Het is zondagavond, en jij staat op het punt om mijn wereld op zijn kop te zetten. We zien elkaar voor het eerst in bijna een week, en ik weet dat er iets mis is. Je weigert me zelfs aan te kijken als ik kom opdagen. Over afgewezen voelen gesproken!
Mijn emoties wervelen rond en rond, waardoor ik niet zeker weet hoe ik me voel. Ik weet dat er iets heel erg mis is, maar ik kan niet beslissen wat ik voor je voel. Ik ben er vrij zeker van dat alles in duigen valt na drie maanden van de meest intense relatie die ik ooit heb gehad.

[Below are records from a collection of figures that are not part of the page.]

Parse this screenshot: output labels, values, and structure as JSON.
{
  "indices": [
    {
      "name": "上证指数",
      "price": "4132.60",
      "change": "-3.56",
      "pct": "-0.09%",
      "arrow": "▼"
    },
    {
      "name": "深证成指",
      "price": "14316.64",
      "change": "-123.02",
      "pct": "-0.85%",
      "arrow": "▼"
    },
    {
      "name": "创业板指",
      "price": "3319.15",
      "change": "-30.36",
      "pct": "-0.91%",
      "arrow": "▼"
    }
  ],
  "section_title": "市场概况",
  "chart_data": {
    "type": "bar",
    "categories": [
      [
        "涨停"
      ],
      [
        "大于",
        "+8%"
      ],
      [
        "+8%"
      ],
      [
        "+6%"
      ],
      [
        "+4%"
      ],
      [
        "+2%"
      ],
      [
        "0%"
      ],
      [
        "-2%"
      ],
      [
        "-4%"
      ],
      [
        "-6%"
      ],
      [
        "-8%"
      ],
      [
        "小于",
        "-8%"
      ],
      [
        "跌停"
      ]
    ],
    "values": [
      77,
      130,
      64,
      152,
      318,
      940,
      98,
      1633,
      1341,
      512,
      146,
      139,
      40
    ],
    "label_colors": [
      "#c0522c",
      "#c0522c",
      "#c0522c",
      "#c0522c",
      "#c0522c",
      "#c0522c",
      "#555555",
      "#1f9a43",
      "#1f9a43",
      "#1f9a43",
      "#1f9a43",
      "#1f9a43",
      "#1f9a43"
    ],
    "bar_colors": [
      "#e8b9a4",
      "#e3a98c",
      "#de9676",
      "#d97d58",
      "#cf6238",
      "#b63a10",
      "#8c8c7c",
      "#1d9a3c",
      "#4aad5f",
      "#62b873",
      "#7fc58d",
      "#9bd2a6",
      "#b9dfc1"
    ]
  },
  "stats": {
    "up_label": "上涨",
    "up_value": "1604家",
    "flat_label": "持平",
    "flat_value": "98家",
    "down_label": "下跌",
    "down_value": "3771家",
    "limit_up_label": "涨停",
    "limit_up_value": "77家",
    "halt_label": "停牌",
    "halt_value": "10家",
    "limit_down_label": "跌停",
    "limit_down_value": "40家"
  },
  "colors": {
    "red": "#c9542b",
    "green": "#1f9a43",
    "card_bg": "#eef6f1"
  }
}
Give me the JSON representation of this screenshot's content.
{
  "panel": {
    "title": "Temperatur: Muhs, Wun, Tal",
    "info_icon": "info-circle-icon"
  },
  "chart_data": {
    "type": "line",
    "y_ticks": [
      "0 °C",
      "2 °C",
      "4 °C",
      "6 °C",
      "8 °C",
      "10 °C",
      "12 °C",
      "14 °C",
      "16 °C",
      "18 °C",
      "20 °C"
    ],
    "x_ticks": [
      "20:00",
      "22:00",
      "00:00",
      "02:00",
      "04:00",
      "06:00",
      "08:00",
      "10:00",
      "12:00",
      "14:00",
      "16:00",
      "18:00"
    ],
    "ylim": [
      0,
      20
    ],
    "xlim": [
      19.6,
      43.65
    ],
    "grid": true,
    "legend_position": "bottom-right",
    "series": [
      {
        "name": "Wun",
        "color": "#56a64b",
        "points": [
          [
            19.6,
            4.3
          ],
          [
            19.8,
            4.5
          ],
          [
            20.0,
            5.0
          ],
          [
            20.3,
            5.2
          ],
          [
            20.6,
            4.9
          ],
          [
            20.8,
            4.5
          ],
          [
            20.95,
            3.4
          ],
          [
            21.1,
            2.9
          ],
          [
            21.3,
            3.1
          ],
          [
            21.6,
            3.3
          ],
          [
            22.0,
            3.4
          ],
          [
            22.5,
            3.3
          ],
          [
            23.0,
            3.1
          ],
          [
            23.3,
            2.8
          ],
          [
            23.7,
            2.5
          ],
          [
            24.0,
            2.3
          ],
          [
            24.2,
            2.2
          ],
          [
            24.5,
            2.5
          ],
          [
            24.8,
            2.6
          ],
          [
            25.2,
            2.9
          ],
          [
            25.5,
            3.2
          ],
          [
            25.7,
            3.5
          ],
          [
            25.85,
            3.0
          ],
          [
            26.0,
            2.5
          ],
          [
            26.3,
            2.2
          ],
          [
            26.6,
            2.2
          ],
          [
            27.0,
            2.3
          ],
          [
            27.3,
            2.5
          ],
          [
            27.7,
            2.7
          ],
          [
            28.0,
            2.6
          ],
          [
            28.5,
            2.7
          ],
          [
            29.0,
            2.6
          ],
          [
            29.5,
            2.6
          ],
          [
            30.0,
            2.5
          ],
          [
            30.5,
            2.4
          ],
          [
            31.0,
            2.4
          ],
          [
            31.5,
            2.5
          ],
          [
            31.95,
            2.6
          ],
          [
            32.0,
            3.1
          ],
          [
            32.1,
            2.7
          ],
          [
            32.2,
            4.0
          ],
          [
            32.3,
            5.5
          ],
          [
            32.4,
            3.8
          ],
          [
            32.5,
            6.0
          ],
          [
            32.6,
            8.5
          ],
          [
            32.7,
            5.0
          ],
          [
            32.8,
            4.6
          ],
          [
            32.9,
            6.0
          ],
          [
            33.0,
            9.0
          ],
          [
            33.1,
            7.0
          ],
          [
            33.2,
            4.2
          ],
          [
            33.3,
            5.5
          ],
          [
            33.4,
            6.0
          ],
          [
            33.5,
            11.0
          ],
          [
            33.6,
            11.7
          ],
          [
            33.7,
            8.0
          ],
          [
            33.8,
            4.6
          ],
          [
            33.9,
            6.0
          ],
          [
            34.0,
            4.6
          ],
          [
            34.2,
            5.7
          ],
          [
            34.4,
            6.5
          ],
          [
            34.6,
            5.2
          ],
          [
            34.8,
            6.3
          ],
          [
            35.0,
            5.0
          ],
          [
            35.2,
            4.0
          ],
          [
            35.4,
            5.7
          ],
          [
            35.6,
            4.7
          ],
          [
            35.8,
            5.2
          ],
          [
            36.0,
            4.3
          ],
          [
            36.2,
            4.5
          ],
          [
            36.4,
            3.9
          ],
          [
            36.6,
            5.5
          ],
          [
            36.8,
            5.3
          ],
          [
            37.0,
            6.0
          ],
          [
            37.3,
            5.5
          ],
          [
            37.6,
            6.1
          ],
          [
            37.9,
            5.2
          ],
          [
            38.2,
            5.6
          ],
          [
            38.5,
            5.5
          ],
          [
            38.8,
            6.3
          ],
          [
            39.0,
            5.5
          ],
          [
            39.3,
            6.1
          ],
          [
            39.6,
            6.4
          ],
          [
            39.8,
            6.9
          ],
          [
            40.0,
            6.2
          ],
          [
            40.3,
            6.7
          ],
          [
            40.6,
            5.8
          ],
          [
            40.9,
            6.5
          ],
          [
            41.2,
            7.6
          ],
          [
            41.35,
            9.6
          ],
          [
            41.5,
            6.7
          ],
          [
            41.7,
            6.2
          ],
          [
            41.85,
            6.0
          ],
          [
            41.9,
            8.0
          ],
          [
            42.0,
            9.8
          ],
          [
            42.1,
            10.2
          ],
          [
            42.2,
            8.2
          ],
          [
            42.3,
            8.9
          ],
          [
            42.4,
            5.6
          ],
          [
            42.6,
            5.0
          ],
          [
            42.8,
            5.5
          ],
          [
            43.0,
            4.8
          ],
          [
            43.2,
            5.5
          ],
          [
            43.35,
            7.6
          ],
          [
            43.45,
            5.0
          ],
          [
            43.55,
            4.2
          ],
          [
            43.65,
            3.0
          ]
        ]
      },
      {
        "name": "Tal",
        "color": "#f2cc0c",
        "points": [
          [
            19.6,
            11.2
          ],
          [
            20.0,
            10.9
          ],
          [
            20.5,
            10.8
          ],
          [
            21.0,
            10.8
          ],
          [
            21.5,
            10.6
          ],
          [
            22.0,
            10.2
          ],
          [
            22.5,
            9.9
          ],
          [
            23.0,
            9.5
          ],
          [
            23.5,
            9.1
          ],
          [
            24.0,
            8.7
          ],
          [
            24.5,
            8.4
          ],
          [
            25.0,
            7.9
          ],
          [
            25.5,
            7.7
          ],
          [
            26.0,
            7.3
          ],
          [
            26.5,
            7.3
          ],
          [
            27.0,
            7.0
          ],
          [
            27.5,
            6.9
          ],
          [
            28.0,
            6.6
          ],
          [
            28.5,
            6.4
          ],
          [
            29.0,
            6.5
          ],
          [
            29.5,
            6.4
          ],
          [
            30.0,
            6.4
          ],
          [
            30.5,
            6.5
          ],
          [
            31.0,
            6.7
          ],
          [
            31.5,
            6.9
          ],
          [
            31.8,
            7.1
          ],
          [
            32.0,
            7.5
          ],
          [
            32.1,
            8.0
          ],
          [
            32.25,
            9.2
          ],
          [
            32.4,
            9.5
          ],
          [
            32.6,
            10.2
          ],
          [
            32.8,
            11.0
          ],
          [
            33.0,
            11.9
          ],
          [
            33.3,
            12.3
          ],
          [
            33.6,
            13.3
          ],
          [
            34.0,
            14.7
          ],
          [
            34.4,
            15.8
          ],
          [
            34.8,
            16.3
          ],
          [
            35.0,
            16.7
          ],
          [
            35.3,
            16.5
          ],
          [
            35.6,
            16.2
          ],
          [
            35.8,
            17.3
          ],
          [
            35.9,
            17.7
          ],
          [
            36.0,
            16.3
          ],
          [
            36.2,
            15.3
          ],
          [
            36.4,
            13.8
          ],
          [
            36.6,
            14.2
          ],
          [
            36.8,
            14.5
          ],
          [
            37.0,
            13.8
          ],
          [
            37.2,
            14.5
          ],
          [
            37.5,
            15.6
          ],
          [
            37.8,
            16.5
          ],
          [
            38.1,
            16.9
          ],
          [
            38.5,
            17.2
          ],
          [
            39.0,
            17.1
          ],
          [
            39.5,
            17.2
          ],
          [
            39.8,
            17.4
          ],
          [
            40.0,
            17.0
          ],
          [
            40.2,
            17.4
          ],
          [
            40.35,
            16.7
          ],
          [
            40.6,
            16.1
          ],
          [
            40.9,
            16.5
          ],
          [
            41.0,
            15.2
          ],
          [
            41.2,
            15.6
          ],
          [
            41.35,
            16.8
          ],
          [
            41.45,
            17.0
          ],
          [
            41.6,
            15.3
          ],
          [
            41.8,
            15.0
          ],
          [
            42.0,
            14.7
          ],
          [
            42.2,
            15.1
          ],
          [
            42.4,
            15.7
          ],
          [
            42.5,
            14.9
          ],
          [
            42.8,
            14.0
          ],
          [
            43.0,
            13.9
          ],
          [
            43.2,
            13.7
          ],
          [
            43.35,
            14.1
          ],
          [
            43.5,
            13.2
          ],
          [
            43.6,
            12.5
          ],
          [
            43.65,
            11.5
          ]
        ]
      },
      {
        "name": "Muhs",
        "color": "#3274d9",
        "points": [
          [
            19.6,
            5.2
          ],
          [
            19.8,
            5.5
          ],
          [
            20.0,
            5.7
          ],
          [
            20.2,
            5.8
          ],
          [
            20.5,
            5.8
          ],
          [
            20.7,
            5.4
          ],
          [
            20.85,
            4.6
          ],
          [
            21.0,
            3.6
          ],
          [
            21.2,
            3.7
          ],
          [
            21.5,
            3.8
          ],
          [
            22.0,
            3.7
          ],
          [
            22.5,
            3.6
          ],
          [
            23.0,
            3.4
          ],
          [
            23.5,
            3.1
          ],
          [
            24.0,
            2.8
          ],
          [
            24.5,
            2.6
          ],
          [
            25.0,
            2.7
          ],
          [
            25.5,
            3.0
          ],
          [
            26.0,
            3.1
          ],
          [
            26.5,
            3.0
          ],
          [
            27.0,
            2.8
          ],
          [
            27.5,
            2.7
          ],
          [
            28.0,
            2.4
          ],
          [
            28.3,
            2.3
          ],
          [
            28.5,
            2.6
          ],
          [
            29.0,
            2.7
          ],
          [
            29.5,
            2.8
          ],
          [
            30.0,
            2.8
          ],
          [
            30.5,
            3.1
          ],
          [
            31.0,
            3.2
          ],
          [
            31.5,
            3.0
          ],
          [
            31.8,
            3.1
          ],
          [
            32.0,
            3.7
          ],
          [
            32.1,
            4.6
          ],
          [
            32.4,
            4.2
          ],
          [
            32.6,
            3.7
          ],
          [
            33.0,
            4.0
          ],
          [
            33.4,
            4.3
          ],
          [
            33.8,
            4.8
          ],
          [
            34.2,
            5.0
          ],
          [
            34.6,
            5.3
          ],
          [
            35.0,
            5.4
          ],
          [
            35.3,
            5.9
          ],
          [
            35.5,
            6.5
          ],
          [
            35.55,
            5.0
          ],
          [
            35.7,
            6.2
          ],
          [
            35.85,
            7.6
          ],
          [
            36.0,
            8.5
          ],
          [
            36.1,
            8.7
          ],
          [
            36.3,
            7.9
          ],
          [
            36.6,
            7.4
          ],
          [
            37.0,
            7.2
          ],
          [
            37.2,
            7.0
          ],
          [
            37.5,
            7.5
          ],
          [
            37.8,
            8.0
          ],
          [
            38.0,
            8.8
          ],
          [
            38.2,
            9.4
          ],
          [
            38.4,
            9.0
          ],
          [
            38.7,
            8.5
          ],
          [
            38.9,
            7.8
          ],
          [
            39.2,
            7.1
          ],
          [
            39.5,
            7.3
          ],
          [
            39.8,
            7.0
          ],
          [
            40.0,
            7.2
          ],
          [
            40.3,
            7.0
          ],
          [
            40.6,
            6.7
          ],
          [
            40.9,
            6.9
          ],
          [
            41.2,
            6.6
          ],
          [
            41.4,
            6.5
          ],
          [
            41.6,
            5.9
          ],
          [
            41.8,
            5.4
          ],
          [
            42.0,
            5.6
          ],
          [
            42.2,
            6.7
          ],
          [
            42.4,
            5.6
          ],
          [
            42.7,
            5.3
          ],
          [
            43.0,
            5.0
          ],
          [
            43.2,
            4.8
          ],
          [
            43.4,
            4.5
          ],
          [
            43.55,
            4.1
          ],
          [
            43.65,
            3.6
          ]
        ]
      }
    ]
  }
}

Je zei dat ik je moest ontmoeten, maar dit voelt niet goed. Je voelt niet veilig. Mijn hart slaat over als ik me voorbereid op iets ergs. Er gebeurt tenslotte altijd iets ergs.
Een week geleden zei je nog dat je loog toen je zei dat je van me hield.
Het was een dronken vergissing. Je meende het niet. Ik ben er nog steeds niet overheen, en nu gaat de andere schoen vallen. Ik wil mijn hart beschermen tegen wat je gaat zeggen, maar ik weet niet hoe.
Je was het hele weekend aan het kamperen met je vrienden, en ze vroegen allemaal waar ik was. Eerst was ik gevleid dat je vrienden merkten dat ik er niet was.
Maar toen kwam ik weer met beide benen op de grond te staan. Toen ze je vroegen waar ik was, besefte je dat je me niet miste. Je dacht niet eens aan me tot je vrienden je eraan herinnerden dat ik er niet was.
Mijn hoofd begint te tollen. Het verhaal wordt erger. Je houdt er niet mee op.
Je vertelt me dat je wekenlang je gevoelens hebt geveinsd. Je hebt geprobeerd passie te voelen die er gewoon niet is. Je hebt jezelf gedwongen om te doen alsof, met de gedachte dat je uiteindelijk toch weer iets voor me zou voelen.
Ik verwijder me verder van je. Ik heb meer ruimte nodig, meer lucht. Dit kan niet waar zijn.
Wekenlang heb je gedaan alsof je om me gaf? Je hebt tegen me gelogen over je gevoelens. Maar wat je hebt gedaan, is erger dan dat. Je loog niet alleen, maar je dacht ook dat als ik me voor je openstelde, de gevoelens terug zouden komen. Ik heb mijn comfortzone ver overschreden om al mijn diepe, donkere geheimen met je te delen. Ik was kwetsbaarder tegenover jou dan ik ooit ben geweest. Toch betekende het uiteindelijk niets. Ik stelde me open voor je, maar mijn kwetsbaarheid duwde je alleen maar weg.
“Ik kan gewoon niet bij iemand zijn over wie ik me altijd zorgen zal maken.”
Die woorden sloegen in. Je sloeg de wind uit mijn zeilen. Maar je bleef doorgaan. Je was bang dat ik zou terugvallen, dat je voor me zou moeten zorgen. Je vreesde dat je je familie nooit de eerlijke waarheid over mij zou kunnen vertellen. Ik verdien beter dan jij.
Jij gooide al het vertrouwen dat ik in je had, terug in mijn gezicht. Ik dacht dat ik je kon vertrouwen, maar je loog tegen me toen het er het meest toe deed. Je zag me als zwak, als iemand die zou instorten zodra het moeilijk werd. Oh, wat had je het mis. Ik ben een vechter, en jij zult niet degene zijn die me zal breken.
Die zondagavond herinnerde je me eraan dat ik beter verdien. Ik heb me dus omgedraaid en nooit meer omgekeken.
Ik ben zonder enige spijt bij je weggelopen, omdat ik wist dat ik op een dag iemand zou vinden die beter was dan jij. En zelfs toen wist ik zeker dat ik iemand zou ontmoeten die de kracht in mij zou zien en niet de zwakte. Voor de eerste keer in maanden kon ik zien dat ik zonder twijfel beter af was zonder jou.